The movie takes place in a 1984 East Germany when the Stasi were spying on everybody. Wiesler was a Stasi operative who thought there was something fishy about the artist Georg Dreyman. Wiesler bugged Dreyman’s apartment and began to listen to his every move. Dreyman shares his apartment with his girlfriend Christa Maria Sieland who was an actress. The act of suicide committed by Dreyman’s good friend caused him to want to write about the horrific suicide rate of the hopeless people in East Germany. This begins to be quite the conspiracy, especially with Wiesler listening in. However, constantly listening to the artist was giving Wiesler his first taste of art. When playing The Sonata for a Good Man on piano, Dreyman questions how anybody who really hears this music can be truly bad. This is very true for Wiesler. Listening to Dreyman and Christa’s life had exposed him to art, passion and true love. Because of this, Wiesler begins to leave incriminating things out of his official reports.

I really liked the character of Wiesler, especially how he changed even though it was said at the beginning of the film that people do not ever change. The movie had amazing themes of love, passion and fighting for what you believe in while showing us what it was like in that day and age. It really makes me appreciate how blessed I am and what an easy life I have.
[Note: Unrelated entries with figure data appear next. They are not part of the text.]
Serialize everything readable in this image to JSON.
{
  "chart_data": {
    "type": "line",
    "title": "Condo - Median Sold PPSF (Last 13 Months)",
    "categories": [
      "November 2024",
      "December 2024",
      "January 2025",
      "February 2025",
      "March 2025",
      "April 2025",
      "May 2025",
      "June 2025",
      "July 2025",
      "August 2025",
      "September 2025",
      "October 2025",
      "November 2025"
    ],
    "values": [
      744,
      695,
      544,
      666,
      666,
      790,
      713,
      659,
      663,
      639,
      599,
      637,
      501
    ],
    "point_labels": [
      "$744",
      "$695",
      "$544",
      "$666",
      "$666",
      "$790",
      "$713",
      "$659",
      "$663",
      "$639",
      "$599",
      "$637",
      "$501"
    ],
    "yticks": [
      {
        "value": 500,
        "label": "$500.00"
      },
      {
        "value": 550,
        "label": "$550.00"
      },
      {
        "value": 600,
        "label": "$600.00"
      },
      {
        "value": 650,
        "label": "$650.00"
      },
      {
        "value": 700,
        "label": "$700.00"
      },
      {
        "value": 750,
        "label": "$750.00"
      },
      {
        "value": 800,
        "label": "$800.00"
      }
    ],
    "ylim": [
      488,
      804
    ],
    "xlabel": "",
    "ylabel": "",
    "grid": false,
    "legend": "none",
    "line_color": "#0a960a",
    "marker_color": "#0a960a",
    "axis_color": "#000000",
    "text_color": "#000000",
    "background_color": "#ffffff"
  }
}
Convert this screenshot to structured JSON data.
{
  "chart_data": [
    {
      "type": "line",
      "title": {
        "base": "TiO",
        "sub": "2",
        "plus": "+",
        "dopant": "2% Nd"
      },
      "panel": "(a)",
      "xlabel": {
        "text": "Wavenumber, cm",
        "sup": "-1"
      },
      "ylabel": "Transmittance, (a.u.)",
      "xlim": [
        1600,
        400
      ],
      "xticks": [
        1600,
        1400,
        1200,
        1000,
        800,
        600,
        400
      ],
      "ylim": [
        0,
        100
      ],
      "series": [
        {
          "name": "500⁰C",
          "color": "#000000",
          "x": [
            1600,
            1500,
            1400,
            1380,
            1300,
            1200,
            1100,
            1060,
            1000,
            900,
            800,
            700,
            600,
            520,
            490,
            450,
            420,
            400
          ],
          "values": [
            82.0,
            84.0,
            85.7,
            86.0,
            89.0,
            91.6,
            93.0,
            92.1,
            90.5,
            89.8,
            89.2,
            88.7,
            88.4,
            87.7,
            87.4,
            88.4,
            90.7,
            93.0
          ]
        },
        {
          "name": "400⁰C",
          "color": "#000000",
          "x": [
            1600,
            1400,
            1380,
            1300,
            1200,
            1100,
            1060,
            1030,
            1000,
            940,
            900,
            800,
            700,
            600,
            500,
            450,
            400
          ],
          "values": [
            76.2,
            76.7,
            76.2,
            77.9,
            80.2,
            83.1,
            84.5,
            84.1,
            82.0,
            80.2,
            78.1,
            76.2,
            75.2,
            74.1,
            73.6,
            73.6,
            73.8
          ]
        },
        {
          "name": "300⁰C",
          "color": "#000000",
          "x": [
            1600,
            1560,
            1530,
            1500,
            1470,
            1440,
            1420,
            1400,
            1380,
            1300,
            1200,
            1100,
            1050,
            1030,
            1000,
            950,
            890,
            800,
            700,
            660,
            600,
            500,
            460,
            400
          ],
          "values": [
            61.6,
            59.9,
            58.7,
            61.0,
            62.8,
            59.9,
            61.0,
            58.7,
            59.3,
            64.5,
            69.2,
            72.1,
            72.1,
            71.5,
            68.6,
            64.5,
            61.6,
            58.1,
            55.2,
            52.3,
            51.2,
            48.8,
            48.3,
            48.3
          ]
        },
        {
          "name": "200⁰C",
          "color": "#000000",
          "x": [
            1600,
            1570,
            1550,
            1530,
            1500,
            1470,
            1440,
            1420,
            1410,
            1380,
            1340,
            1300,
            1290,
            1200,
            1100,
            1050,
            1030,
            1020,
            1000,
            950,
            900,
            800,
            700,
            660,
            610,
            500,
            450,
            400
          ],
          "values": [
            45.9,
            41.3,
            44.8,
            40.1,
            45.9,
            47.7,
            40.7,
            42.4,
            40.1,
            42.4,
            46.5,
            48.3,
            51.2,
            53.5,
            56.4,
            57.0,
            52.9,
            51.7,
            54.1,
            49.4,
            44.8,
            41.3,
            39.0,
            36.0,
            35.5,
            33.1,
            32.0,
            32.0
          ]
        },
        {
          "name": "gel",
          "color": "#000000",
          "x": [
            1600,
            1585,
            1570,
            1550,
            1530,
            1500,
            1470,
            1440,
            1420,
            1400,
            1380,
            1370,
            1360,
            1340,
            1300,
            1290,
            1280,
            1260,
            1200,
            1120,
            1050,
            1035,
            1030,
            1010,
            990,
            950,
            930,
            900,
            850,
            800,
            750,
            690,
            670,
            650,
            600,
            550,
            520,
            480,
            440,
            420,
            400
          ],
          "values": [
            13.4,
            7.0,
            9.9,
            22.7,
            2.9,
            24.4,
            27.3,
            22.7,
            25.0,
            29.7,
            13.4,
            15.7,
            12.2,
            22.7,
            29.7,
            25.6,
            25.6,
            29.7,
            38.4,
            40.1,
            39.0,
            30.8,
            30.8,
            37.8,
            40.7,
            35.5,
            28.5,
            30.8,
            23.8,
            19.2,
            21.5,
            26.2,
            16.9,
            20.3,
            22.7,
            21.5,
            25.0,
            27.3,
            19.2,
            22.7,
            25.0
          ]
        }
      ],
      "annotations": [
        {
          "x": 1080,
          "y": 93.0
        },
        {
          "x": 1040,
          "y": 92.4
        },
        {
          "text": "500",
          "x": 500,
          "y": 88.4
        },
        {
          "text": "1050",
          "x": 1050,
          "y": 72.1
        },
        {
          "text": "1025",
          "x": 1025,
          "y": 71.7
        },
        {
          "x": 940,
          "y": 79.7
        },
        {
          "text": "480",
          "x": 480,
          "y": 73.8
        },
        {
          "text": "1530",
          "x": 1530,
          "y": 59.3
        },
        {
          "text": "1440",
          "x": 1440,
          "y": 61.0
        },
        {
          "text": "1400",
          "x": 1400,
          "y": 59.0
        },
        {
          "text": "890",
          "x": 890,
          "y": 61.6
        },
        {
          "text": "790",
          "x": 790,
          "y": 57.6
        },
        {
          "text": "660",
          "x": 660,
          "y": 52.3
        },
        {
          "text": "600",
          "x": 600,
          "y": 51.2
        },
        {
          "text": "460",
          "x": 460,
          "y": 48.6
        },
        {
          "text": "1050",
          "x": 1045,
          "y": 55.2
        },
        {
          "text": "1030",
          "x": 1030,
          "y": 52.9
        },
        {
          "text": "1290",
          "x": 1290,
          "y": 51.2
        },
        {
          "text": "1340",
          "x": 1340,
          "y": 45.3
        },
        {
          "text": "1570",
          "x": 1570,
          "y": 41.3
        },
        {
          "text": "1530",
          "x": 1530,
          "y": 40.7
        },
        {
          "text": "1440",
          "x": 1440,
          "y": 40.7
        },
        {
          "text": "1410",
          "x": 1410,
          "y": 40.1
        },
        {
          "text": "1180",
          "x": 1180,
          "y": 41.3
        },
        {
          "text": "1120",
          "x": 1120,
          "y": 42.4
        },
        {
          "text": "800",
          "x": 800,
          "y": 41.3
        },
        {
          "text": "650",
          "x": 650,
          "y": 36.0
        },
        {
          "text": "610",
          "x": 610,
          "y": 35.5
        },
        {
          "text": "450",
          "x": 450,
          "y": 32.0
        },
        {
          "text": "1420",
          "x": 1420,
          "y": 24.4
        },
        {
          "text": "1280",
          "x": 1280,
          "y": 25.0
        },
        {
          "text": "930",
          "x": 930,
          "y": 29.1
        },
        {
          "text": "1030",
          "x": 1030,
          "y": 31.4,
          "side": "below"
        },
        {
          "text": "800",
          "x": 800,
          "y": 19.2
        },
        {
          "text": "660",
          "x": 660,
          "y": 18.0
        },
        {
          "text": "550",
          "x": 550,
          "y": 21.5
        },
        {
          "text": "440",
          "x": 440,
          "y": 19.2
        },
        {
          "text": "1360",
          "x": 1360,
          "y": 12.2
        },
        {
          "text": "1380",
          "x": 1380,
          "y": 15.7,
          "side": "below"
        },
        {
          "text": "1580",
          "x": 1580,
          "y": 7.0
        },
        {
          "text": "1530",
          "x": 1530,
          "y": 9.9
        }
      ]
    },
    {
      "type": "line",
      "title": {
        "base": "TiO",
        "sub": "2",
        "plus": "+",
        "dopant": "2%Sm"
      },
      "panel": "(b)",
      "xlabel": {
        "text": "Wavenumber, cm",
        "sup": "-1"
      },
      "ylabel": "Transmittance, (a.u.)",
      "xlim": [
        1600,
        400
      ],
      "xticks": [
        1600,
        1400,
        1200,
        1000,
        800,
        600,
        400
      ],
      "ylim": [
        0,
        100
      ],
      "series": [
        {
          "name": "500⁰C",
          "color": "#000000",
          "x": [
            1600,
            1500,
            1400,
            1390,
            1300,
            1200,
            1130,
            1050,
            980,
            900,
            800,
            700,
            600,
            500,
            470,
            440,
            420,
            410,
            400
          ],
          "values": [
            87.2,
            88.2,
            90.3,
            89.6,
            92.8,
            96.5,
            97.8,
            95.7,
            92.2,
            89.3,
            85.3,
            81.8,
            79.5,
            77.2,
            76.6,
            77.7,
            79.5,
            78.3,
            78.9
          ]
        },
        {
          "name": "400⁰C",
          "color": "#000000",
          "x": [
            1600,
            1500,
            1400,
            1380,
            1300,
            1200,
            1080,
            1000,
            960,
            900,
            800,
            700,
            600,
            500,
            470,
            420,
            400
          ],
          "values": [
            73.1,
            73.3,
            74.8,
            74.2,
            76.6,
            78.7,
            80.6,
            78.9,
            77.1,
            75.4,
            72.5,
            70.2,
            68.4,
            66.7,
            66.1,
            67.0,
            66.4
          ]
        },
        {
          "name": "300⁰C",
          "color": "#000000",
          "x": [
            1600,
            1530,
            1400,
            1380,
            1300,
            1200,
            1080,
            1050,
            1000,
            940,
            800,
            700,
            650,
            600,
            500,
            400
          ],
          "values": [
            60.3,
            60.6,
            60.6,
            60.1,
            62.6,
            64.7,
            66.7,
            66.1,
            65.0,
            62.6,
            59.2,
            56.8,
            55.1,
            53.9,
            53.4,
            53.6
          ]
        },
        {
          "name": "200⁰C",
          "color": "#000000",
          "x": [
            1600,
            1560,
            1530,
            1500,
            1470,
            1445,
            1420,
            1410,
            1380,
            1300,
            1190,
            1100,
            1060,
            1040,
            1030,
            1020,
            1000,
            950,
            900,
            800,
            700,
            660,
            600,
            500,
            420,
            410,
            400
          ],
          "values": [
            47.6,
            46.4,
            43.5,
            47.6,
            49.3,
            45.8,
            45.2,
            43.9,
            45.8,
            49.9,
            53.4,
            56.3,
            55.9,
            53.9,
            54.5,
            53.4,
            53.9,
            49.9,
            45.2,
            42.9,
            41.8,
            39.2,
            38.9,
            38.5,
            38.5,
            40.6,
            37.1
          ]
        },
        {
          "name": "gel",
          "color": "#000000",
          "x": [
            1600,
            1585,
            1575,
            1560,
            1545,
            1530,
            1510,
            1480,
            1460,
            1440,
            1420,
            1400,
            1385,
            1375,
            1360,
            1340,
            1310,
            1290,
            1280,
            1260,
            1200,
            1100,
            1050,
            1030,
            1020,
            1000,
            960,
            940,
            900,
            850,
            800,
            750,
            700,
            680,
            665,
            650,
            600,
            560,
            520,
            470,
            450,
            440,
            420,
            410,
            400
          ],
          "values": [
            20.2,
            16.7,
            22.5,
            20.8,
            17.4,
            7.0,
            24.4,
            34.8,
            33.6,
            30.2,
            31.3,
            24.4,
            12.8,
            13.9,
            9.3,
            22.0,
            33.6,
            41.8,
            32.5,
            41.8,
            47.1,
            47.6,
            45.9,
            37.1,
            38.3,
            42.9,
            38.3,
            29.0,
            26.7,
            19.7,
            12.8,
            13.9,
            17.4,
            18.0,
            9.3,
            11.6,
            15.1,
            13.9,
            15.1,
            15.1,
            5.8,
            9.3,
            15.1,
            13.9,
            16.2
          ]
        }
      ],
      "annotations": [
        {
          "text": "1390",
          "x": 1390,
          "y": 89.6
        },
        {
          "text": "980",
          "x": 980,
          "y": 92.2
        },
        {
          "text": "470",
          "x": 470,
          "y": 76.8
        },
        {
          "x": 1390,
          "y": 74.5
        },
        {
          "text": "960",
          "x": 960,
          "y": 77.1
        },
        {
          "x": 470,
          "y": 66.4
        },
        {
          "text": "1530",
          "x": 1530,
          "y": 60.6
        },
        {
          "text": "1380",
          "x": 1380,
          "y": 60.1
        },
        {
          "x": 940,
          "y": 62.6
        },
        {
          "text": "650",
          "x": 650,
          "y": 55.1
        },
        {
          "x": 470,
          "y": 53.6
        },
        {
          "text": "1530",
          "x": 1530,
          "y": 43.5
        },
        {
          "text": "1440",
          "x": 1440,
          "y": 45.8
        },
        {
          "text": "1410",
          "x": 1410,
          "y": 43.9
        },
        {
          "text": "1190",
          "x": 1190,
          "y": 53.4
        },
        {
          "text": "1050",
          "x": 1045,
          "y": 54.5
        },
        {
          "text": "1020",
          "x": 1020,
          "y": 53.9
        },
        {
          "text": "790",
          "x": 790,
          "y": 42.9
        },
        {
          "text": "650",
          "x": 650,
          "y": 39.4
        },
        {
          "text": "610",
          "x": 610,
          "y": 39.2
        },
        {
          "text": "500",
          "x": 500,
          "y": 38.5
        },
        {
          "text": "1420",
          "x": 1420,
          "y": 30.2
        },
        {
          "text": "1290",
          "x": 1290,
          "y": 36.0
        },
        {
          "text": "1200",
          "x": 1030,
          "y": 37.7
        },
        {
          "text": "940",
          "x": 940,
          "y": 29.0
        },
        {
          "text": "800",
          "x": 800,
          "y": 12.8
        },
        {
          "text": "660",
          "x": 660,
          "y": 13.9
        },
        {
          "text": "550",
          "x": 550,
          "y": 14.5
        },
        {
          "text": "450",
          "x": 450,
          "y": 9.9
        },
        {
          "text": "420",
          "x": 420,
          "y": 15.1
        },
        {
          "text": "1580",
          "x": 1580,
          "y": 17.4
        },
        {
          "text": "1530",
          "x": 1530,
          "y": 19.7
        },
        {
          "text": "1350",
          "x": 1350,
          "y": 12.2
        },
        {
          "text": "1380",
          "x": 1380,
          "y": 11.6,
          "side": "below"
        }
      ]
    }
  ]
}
I greatly enjoyed The Lives of Others.

This is a clip of a really good part of the film:
http://www.youtube.com/watch?v=4r9W-FjyYss



Monday, March 2, 2009

Improv Sketch CORE

This is the CORE (character, objective, relationship and environment) of me and Jessica's improv sketch that we are going to do in class.

Character
-My character’s name is Kristi. She is not the brightest crayon in the box. She is a total girly-girl, the complete stereotype straight from Beverly Hills. She loves to get her hair and nails done and loves buying expensive clothes. She gets very panicked and angry if things don’t go her way. She is a cosmetology major in school. She is living in the dorms with her best friend Jessica.

Objective
-Maintaining her hair, nails and clothes while trying to survive. She is very concerned with keeping her appearance up and protecting her reputation. She really wants to make it to her hair appointment.

Relationship
-Kristi and Jessica are best friends and roommates in the dorms at school. It’s one of those relationships where you don’t really know why they are best friends but they are. Jessica is very down to earth, studious and realistic and she keeps Kristi in check. Kristi depends on Jessica a lot, especially in their present predicament.

Environment
-Nobody knows why but Kristi and Jessica were kidnapped and left in the desert. They come across a wide variety of desert-y things like sand, rattle snakes, camels, cacti, mirages and no cell phone service.